98. Two power, one man

 The audio recording is available at https://youtu.be/ITjsLwf5K30. 

If we focus only on examining the power apparatus of the past two thousand years, we find at least two distinct, yet similar, systems of religious power. One is the religion of punishment and salvation, while the other is the religion of materialistic and financial power. What is common to both power structures and systems is their linear, individualistic, and materialistic view of the old scripture. Furthermore, it was not told to people that the visible, tangible power and the invisible, behind-the-scenes power are not maintained by the institutions of the apparatus, but by the ignorant, misguided masses. 

Power has always treated the people, the masses, as controllable slaves; because this is the only way it could keep them in dependency. It is not the individual who depends on the power, but the power that depends on the individual. In the first power system, the so-called Christian slaves had the Lord taken away from them; in the second power system, the modern era, material slaves exist, and they have been made to believe that the Lord is nothing more than history, an old tale, and that in the modern age of computers and mobile phones, there is no need for the Lord because the essence is in materialism, profit, progress, and development. This is the new religion.

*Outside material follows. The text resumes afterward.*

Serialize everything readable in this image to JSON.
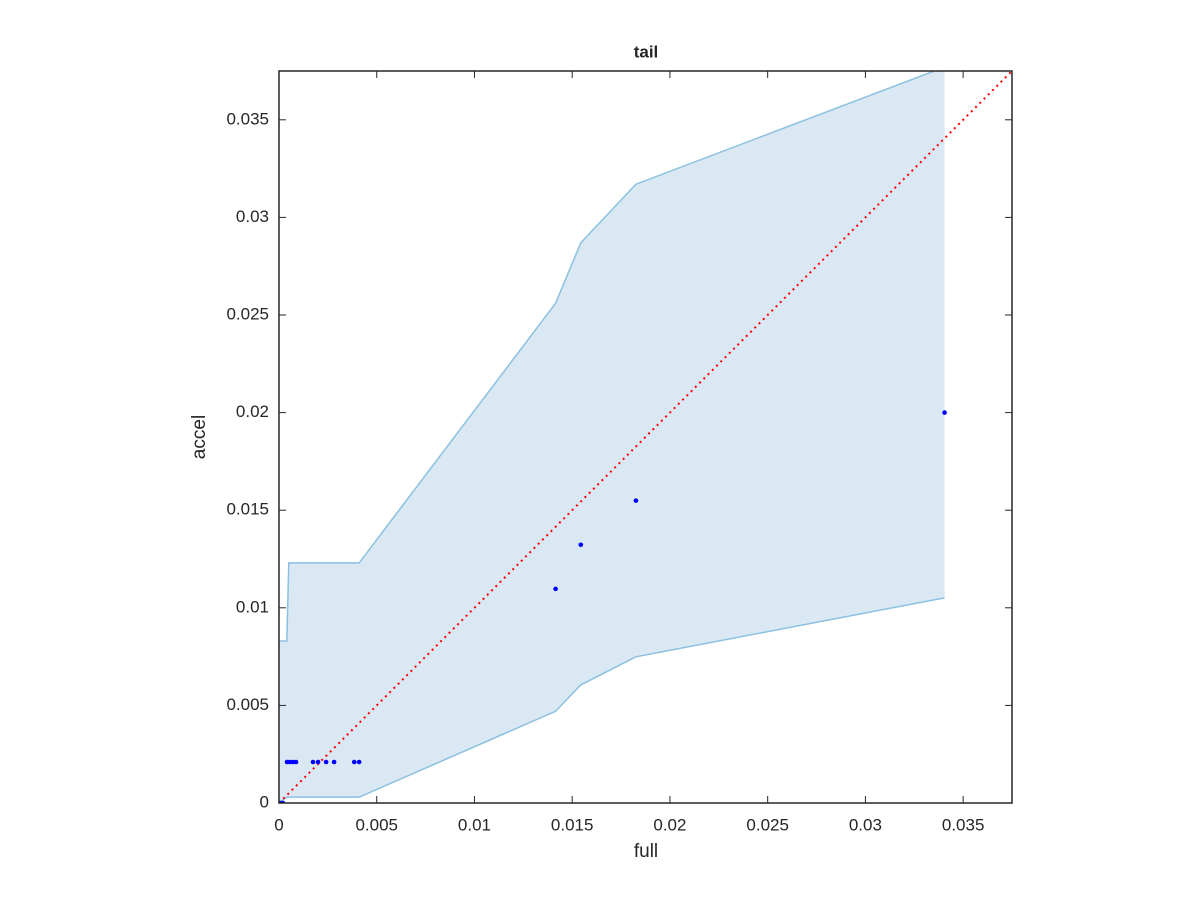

The dominance of the old religion lasted for approximately 1500 years, while the new religion has been gaining strength ever since. 

The similarity between the two powers is also in their effort to promote and maintain democratic equality, i.e., the idea that all people are equal. According to one religious power, those who wish to dominate souls, before the One, everyone is equal, and everyone is saved (predestination), provided they suffer enough here on Earth. According to the other, the material religion, who wishes to dominate the body, there is no need for salvation or predestination, because people are equal in that they are interchangeable parts in the profit-generating machinery. The most important thing is human comfort, material development, and progress. The old religion promises salvation, while the new one promises material well-being and security. The old power took the Lord away to a lesser extent, while the new one does not even want to acknowledge the Lord. 

In practice, both promise to ease life: one promises ease through the promise of salvation, the other through material well-being. What is also common in both religions is that neither of them has anything to do with the teachings of our Initiation Master, nor with the belief and freedom that says we humans are capable of doing everything our Initiation Master did—that we can also return to the One and Only, provided we uncover our universal "I" and become truly and genuinely human. Where the two religions differ is that one cannot die for salvation, but one can die for material well-being and security. 

Both the religion of salvation and the religion of material (money, capital) tried to keep people within their own sphere, under their control, in slavery, shaping them in their own image and likeness, or re-educating them. Re-education means depriving people of the free will given by the One and Only, depriving them of the possibility of choice, in other words, enslaving them, where the universal "I" is hidden beneath the individual "I." The first religion dealt with the soul's individuality while forgetting to teach universality, for example, that man is made in the image and identic of the One, and therefore must "act" as the One would. In the second religion, the human being has no universal "I," only an individual "I," most often just a body (one body is equal to another), and this body is simply a part in the machinery of power, whose sole task is to generate profit for its owner, and be content with the wage that allows them to scrape through life. 

Neither power cared that the created human being has free will over themselves, self-determination, self-awareness, an identity, or that with their birth, they have received a universal "I." Neither the doctrine of salvation nor the materialistic doctrine of comfort requires self-awareness, self-identity, or freedom, because if they did, power and slavery would cease to exist. Neither power cared that depriving people of universal identity, self-awareness, or self-determination means slavery, loss of identity, or idiocy. The power has always needed this loss of identity, this idiocy. Slavery is the power of the individual "I," or more precisely, the weakness and deviation of the individual "I" from returning to its universality. Therefore, the power needs the individual soul. It cannot access the universal "I" because that has already been claimed by the One. Idiocy always has two participants: the slave, the person who has lost their freedom or voluntarily gave it up, and the power that takes the person’s freedom. The universal freedom and identity of a person can only be taken by power and temptation, visual tricks, manipulation, and in severe cases, by violence or dictatorship. 

Our Initiation Master did not teach salvation, adherence to the laws of the old scripture, the pursuit of material well-being, slavery, or profit. On the contrary, He taught us what we must do, what spiritual practices and tasks we need to undertake to reach the Kingdom of Heaven as free people and not be slaves of power. For example, practicing spiritual poverty (spiritual wealth or individual poverty), gentleness, the desire for truth, mercy, peace, tolerating human ignorance and misunderstanding, and accepting universality. Those who speak of moral teachings and behaviour are speaking from the level of the individual soul, not from the universal. Every view, dogma, rule, ideology, or policy that does not teach people universality, free self-determination, or the attainment of the state of being made in the image and identic of the One, takes the Lord away from them.